Google won't give examples of this is how to build a "Google Optimized Web Site" because then the value of all those web pages would be essentially the same.
Google probably won't give any more details as to what is spam because it would allow people to better optimize for Google thus making Google a place of mediocre SERPs. Do remember Google has trademarks for the way it does things so telling people how it does what it does so well would basically negate those trademarks.
No one is expecting Google to disclose their algo but merely to disclose in detail what they consider to be unacceptable.
The two are completely different and such disclosure would not lead to any banality in the serps but would at least level the playing field and also assist those who inadvertantly transgress.
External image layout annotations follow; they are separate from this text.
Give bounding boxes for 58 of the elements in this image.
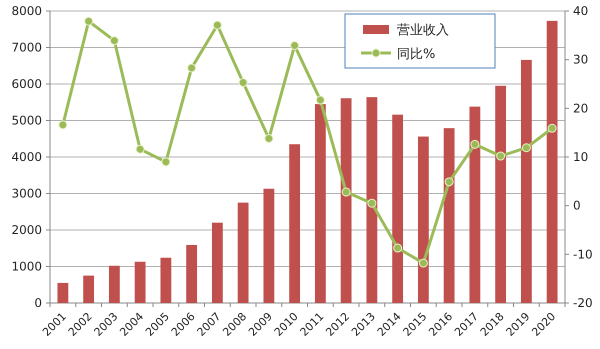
point: [238, 78, 248, 88]
bar: [57, 282, 68, 303]
y2-tick-label: -20: [573, 296, 593, 310]
bar: [314, 104, 326, 303]
point: [496, 152, 506, 161]
y2-tick-label: -10: [573, 247, 593, 262]
bar: [520, 60, 532, 303]
y-tick-label: 5000: [11, 114, 42, 128]
point: [161, 157, 170, 166]
bar: [392, 114, 404, 303]
point: [367, 198, 376, 208]
bar: [366, 97, 378, 303]
y-tick-label: 1000: [11, 260, 42, 274]
point: [84, 16, 94, 26]
point: [264, 134, 274, 144]
y-tick-label: 3000: [11, 186, 42, 200]
point: [212, 20, 222, 30]
bar: [108, 266, 120, 303]
bar: [160, 258, 172, 303]
bar: [83, 276, 94, 303]
point: [470, 140, 480, 149]
bar: [340, 98, 352, 303]
point: [522, 143, 531, 152]
legend-label: 营业收入: [397, 23, 449, 38]
y-tick-label: 0: [34, 296, 42, 310]
bar: [495, 86, 506, 303]
y2-tick-label: 0: [573, 198, 581, 213]
point: [342, 188, 351, 197]
bar: [263, 188, 274, 303]
point: [393, 244, 402, 253]
bar: [444, 128, 455, 303]
bar: [418, 136, 429, 303]
legend-label: 同比%: [397, 47, 436, 62]
y2-tick-label: 30: [573, 52, 588, 67]
point: [110, 36, 119, 46]
point: [58, 120, 68, 130]
point: [444, 177, 454, 186]
point: [136, 144, 145, 154]
point: [418, 258, 428, 268]
bar: [186, 244, 198, 303]
y-tick-label: 7000: [11, 40, 42, 54]
y2-tick-label: 10: [573, 150, 588, 164]
y2-tick-label: 20: [573, 101, 588, 116]
point: [548, 124, 557, 133]
point: [316, 96, 325, 105]
bar: [238, 202, 249, 303]
bar: [469, 106, 480, 303]
point: [290, 41, 300, 50]
y-tick-label: 6000: [11, 77, 42, 91]
y2-tick-label: 40: [573, 4, 588, 18]
point: [187, 63, 196, 72]
y-tick-label: 8000: [11, 4, 42, 18]
y-tick-label: 4000: [11, 150, 42, 164]
bar: [212, 222, 223, 303]
bar: [289, 144, 300, 303]
bar: [546, 20, 558, 303]
bar: [134, 262, 146, 303]
y-tick-label: 2000: [11, 223, 42, 237]
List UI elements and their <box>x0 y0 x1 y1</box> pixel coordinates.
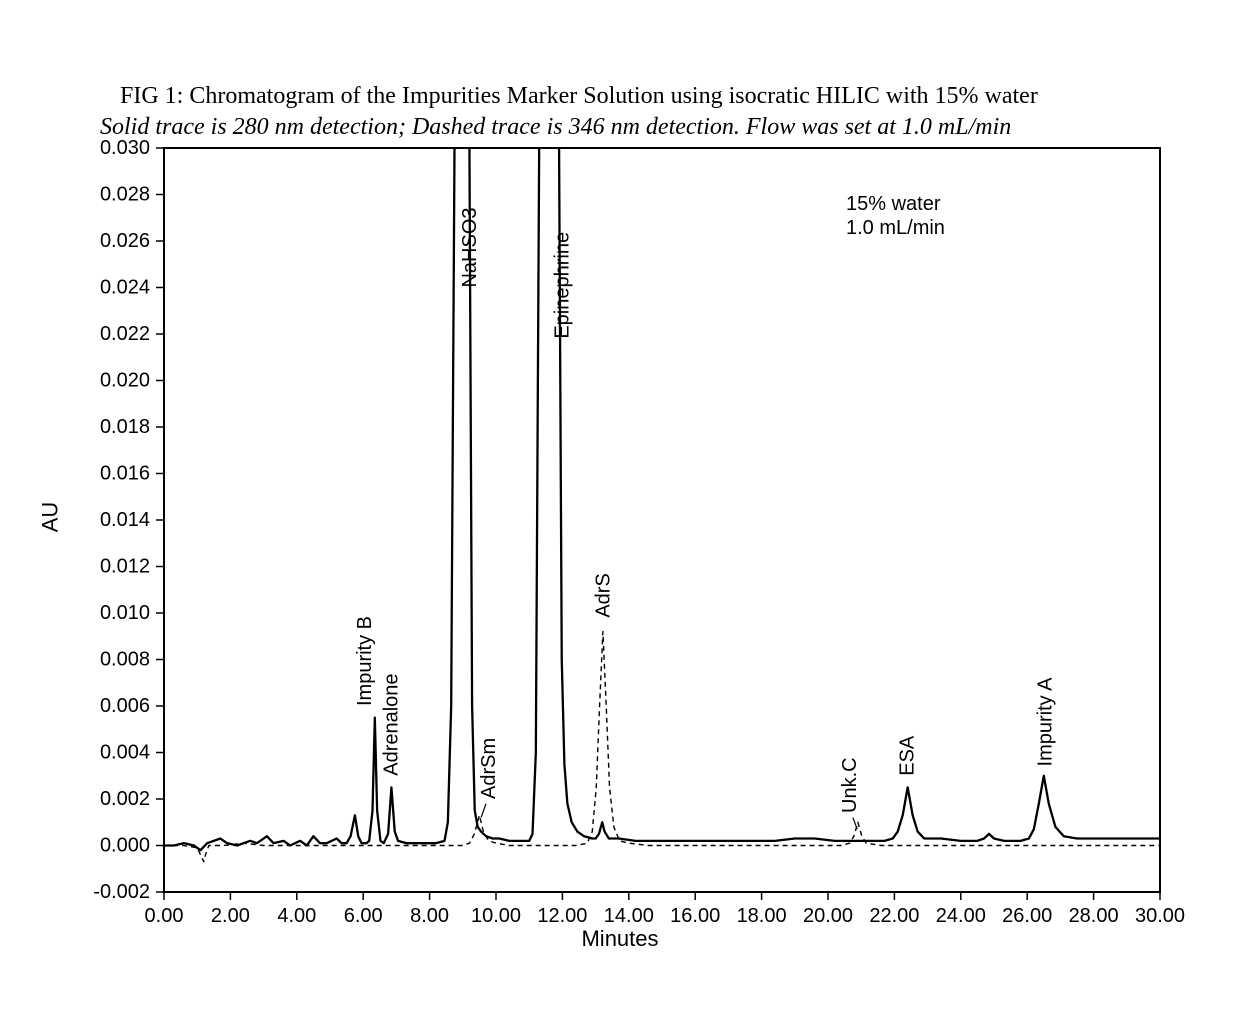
svg-text:18.00: 18.00 <box>737 905 787 927</box>
svg-text:0.026: 0.026 <box>100 230 150 252</box>
svg-text:0.022: 0.022 <box>100 323 150 345</box>
svg-text:0.030: 0.030 <box>100 137 150 159</box>
peak-label: Impurity A <box>1034 677 1056 767</box>
svg-text:24.00: 24.00 <box>936 905 986 927</box>
svg-text:26.00: 26.00 <box>1002 905 1052 927</box>
svg-text:6.00: 6.00 <box>344 905 383 927</box>
trace-346nm-dashed <box>164 632 1160 862</box>
peak-label: AdrS <box>593 573 615 617</box>
chromatogram-plot: 0.00 2.00 4.00 6.00 8.00 10.00 12.00 14.00 16.00… <box>0 0 1240 1034</box>
svg-text:-0.002: -0.002 <box>93 881 150 903</box>
peak-label: AdrSm <box>478 738 500 799</box>
peak-label: ESA <box>896 735 918 776</box>
chromatogram-figure: FIG 1: Chromatogram of the Impurities Ma… <box>0 0 1240 1034</box>
svg-text:0.008: 0.008 <box>100 649 150 671</box>
svg-text:28.00: 28.00 <box>1069 905 1119 927</box>
svg-text:0.004: 0.004 <box>100 742 150 764</box>
svg-text:20.00: 20.00 <box>803 905 853 927</box>
trace-280nm-solid <box>164 0 1160 850</box>
svg-text:0.00: 0.00 <box>145 905 184 927</box>
peak-label: Unk.C <box>839 757 861 813</box>
svg-text:2.00: 2.00 <box>211 905 250 927</box>
svg-text:16.00: 16.00 <box>670 905 720 927</box>
svg-text:0.000: 0.000 <box>100 835 150 857</box>
svg-text:12.00: 12.00 <box>537 905 587 927</box>
svg-text:0.012: 0.012 <box>100 556 150 578</box>
svg-text:0.024: 0.024 <box>100 277 150 299</box>
svg-text:8.00: 8.00 <box>410 905 449 927</box>
svg-text:0.016: 0.016 <box>100 463 150 485</box>
svg-text:0.018: 0.018 <box>100 416 150 438</box>
svg-text:22.00: 22.00 <box>869 905 919 927</box>
peak-label: Impurity B <box>354 616 376 706</box>
svg-text:0.010: 0.010 <box>100 602 150 624</box>
svg-text:14.00: 14.00 <box>604 905 654 927</box>
svg-text:30.00: 30.00 <box>1135 905 1185 927</box>
svg-text:0.002: 0.002 <box>100 788 150 810</box>
svg-text:0.028: 0.028 <box>100 184 150 206</box>
svg-text:4.00: 4.00 <box>277 905 316 927</box>
peak-label: Epinephrine <box>552 232 574 339</box>
svg-text:0.014: 0.014 <box>100 509 150 531</box>
svg-text:10.00: 10.00 <box>471 905 521 927</box>
svg-text:0.006: 0.006 <box>100 695 150 717</box>
peak-label: Adrenalone <box>380 673 402 775</box>
peak-label: NaHSO3 <box>459 207 481 287</box>
svg-text:0.020: 0.020 <box>100 370 150 392</box>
It would also put some depth and meaning into the spam reports which in the main seem to be ignored.
|Make pages for users, not for search engines. Don't deceive your users |
That takes care of a lot of stuff right there. Hidden links? Buh bye. Keyword stuffing (like a 6:1 ratio of keywords:content) - cya.
|and such disclosure would not lead to any banality in the serps but would at least level the playing field and also assist those who inadvertantly transgress |
For the purposes of discussion lets say there's 4 levels of 'spamality' of a page. White on one end - pristene, clean page. Black on the other, claking, spam, hidden text and links, etc. And throw in spam-lite and spam-heavy in the middle....
Google's gonna whack the black pages no matter if they publish a detailed, specific guideline. The other 3 are where this gets interesting.
If for the sake of argument presume webmasters, as you allude to, are hesitant to leave the white area for fear of bans due to 'inadvertant transgressions' we can say there are a very significant (possibly majority?) number of pages that fall into that category now.
If Google publishes a spec that legitimizes the spam-lite category (or most of that category with slight modifications) how does this help those "white" pages who have followed the old guidelines, "make pages for users, not search engines"? It doesnt, as those pages will most likely, fall in the SERPS as more pages go and become spam-lite types of pages.
Then, as webmasters update their pages and convergence is reached you've got a SE fill of spammy-ish pages. Why? All becuse they opened their mouth.
Then what if they have to make a change, how much notice do they give? And what about the (bank on it) bitching from those who 'didn't have long engough'?
Sometimes not saying anything is the best responce.
I think you will see what is unacceptable on here faster then any published guideline, judging by all the why has my site disapeared threads.
Well said Daroz.
--Not exactly fair or reasonable or a recipe for a successful future. --
Geee! It seems to be pretty successful so far!
The only people griping about it are webmasters!
The users get what they search for and that is what it is all about.
Sure, there are problems and Google is working to address them. I am confident that they will.
Publishing a road map is just like posting a speed limit. How much over it can you go with out getting a ticket. I like the approach they use now. If you make a clean site, using the basics you will have not a problem. If you try funny stuff, then you do so at you own risk and people know it.